05 Maggio 2021
Morte Luana D’Orazio: sono stati indagati il titolare dell’azienda di Oste di Montermurlo in provincia di Prato, dove è avvenuta la tragedia, e l’addetto alla manutenzione dell’orditoio. Avrebbero rimosso la saracinesca protettiva al macchinario nel quale è rimasta stritolata la giovane operaia. Per loro l’accusa oltre che di omicidio colposo è anche relativa al reato di "rimozione o omissione dolosa di cautele contro gli infortuni sul lavoro".

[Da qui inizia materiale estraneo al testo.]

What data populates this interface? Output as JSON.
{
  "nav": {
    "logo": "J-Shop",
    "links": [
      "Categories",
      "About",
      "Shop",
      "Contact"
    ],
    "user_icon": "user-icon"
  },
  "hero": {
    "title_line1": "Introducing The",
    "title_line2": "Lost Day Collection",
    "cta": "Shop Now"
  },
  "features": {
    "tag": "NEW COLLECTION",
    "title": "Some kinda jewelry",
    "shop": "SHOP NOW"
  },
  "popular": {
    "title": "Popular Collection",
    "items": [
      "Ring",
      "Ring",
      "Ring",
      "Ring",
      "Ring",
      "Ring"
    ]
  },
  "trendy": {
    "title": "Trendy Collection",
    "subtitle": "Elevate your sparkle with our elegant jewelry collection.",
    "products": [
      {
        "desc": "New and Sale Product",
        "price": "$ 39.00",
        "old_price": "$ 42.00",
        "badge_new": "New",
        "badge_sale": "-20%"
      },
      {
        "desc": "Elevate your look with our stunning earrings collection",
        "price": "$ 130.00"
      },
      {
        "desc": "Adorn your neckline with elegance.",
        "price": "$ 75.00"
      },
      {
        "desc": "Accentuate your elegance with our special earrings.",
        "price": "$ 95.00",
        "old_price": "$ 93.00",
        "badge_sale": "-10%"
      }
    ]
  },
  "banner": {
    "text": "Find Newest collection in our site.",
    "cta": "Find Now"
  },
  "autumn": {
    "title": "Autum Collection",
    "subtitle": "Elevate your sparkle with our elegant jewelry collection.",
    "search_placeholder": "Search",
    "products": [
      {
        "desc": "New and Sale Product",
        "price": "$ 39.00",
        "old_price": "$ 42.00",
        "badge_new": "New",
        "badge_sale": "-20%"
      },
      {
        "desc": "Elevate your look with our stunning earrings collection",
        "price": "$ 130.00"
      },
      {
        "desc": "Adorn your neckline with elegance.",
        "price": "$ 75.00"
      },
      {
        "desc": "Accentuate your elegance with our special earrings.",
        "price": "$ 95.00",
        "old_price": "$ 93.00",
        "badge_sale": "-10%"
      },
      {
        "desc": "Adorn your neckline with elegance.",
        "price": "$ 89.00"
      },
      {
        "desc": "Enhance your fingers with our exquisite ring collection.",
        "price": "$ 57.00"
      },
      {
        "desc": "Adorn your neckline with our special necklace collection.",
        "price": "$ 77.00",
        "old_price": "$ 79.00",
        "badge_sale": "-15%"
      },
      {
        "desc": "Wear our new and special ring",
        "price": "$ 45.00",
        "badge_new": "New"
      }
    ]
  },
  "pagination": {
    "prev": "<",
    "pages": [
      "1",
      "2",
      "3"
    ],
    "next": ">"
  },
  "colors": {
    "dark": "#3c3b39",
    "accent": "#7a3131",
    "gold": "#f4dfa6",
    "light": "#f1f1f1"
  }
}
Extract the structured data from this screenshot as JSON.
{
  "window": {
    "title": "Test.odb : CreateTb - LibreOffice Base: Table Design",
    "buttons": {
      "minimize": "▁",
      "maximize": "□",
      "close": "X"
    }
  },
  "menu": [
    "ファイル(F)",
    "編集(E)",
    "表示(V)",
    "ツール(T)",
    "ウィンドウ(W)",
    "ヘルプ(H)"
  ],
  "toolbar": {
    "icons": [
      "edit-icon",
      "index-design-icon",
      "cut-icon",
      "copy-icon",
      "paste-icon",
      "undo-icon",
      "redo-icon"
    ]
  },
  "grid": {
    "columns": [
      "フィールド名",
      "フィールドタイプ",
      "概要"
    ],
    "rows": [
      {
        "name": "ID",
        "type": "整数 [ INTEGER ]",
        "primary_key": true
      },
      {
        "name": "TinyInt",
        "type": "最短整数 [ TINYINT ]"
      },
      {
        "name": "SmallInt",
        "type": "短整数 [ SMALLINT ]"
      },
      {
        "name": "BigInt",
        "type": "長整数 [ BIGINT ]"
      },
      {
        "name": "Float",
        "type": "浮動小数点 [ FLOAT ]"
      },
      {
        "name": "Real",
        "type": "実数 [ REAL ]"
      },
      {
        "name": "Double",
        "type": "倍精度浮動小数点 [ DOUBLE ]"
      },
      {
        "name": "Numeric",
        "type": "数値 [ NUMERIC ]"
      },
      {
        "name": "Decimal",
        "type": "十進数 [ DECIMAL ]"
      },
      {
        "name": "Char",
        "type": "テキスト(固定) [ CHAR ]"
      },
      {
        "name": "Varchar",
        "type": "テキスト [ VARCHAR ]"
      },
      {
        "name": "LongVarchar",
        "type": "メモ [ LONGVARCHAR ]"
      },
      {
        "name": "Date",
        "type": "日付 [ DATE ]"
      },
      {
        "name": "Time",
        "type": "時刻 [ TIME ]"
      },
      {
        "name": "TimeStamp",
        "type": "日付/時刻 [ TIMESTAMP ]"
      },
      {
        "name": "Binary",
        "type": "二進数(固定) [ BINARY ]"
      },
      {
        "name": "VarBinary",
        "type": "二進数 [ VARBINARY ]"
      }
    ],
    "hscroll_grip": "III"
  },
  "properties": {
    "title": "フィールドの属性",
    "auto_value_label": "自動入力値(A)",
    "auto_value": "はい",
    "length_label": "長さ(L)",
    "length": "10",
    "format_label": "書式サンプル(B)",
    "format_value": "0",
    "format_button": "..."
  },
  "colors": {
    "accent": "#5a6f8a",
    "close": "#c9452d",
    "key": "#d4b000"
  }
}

"Il dramma che stiamo vivendo ci colpisce profondamente e di fronte a tutto questo è difficile trovare le parole, ma voglio far sapere che intendo esprimere il mio dolore attraverso l'impegno per la famiglia di Luana ed il suo piccolo. Impegno che voglio tradurre in atti concreti da subito in ogni contesto e sede. Non mi sottrarrò ai miei doveri né al confronto nelle sedi appropriate anche per capire come possa essere avvenuto questo dramma". Questo il commento di Luana Coppini, la titolare dell’azienda.
"Alle macchine lavoro anch'io", mio figlio e mio marito": è quindi "la solidarietà anche di una compagna di lavoro" ha concluso.